Puis, s'avançant, le nouveau venu s'écria soudain en joignant les mains:
«Vascody!… C'est lui, c'est bien lui!…»
Vascody, s'arrêtant court, dit alors tout tremblant:
«Le comte de Ruolz-Montchal!…»
Les deux hommes, en pleurant, tombèrent aux bras l'un de l'autre, bouleversés par les réminiscences de jeunesse qu'éveillait en eux leur vue réciproque.
Introduit dans la maison, Vascody narra sa lamentable histoire à son ami, qui le renseigna ensuite sur sa propre vie.

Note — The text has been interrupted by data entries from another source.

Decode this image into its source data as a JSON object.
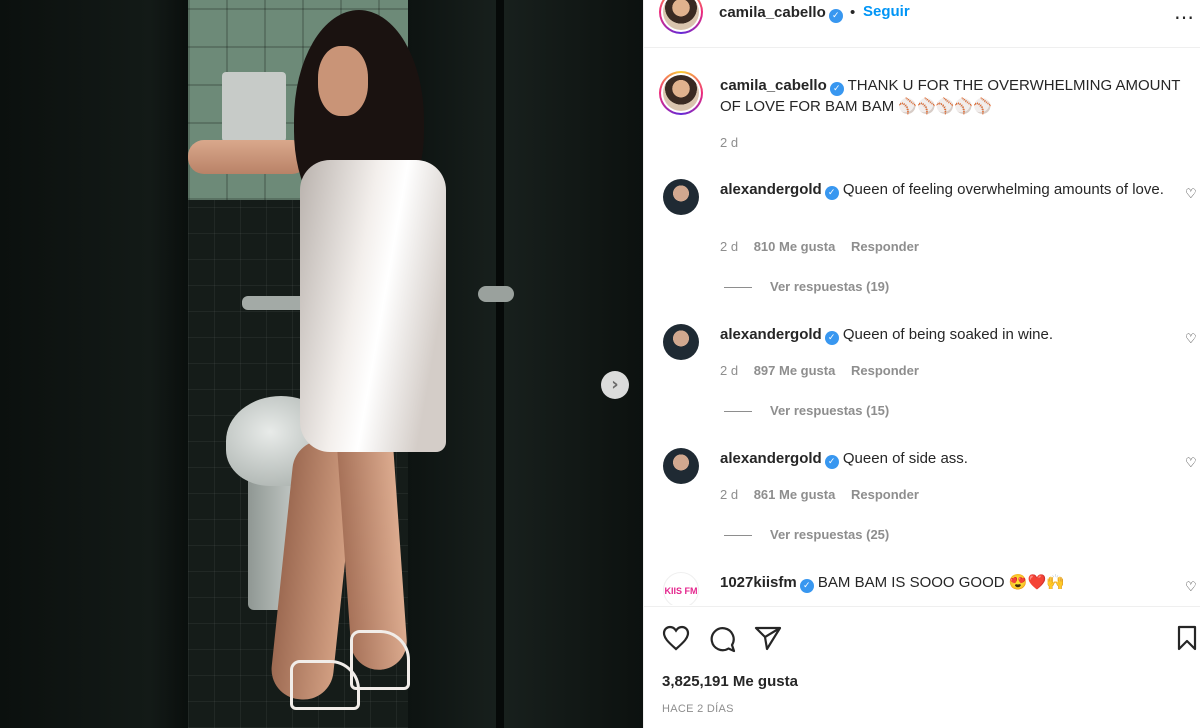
{
  "header": {
    "username": "camila_cabello",
    "verified_mark": "✓",
    "separator": "•",
    "follow_label": "Seguir",
    "more_icon": "…"
  },
  "caption": {
    "username": "camila_cabello",
    "verified_mark": "✓",
    "text": "THANK U FOR THE OVERWHELMING AMOUNT OF LOVE FOR BAM BAM ⚾⚾⚾⚾⚾",
    "time": "2 d"
  },
  "comments": [
    {
      "username": "alexandergold",
      "verified_mark": "✓",
      "text": "Queen of feeling overwhelming amounts of love.",
      "time": "2 d",
      "likes": "810 Me gusta",
      "reply": "Responder",
      "view_replies": "Ver respuestas (19)"
    },
    {
      "username": "alexandergold",
      "verified_mark": "✓",
      "text": "Queen of being soaked in wine.",
      "time": "2 d",
      "likes": "897 Me gusta",
      "reply": "Responder",
      "view_replies": "Ver respuestas (15)"
    },
    {
      "username": "alexandergold",
      "verified_mark": "✓",
      "text": "Queen of side ass.",
      "time": "2 d",
      "likes": "861 Me gusta",
      "reply": "Responder",
      "view_replies": "Ver respuestas (25)"
    },
    {
      "username": "1027kiisfm",
      "verified_mark": "✓",
      "text": "BAM BAM IS SOOO GOOD 😍❤️🙌",
      "avatar_text": "KIIS FM"
    }
  ],
  "actions": {
    "like_icon": "heart-icon",
    "comment_icon": "comment-icon",
    "share_icon": "paper-plane-icon",
    "save_icon": "bookmark-icon"
  },
  "likes_count": "3,825,191 Me gusta",
  "post_date": "HACE 2 DÍAS",
  "media": {
    "next_label": "›"
  },
  "colors": {
    "accent": "#0095f6",
    "verified": "#3897f0",
    "muted": "#8e8e8e"
  }
}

Poussé vers la chimie par des revers de fortune, à une époque où son œuvre musicale était déjà nombreuse, le comte de Ruolz avait trouvé sa célèbre méthode pour argenter et dorer les métaux puis son procédé pour fondre l'acier. Plus tard il avait inventé son métal phosphoré, aussitôt employé dans la fabrication des canons français.
Actuellement Ruolz venait de réaliser, après plusieurs années de recherches, une nouvelle découverte gardée secrète. Il résolut d'en offrir la primeur à son vieil ami, dont le chant imprévu, avec un charme qui le grisait encore, lui avait joyeusement rappelé l'ancien temps. Le conduisant à son laboratoire, il étala devant lui une couche de fine braise ardente sur un petit plateau en tulle d'amiante muni de quatre pieds—et posa sur ce lit de feu une légère boîte en mica, au fond de laquelle brillait, sous forme de minuscule rouleau, une rigide et féerique dentelle de métal inappréciable pour l'œil nu. La transparence du tulle d'amiante visait à exclure des esprits tout soupçon concernant le stratagème des doubles fonds.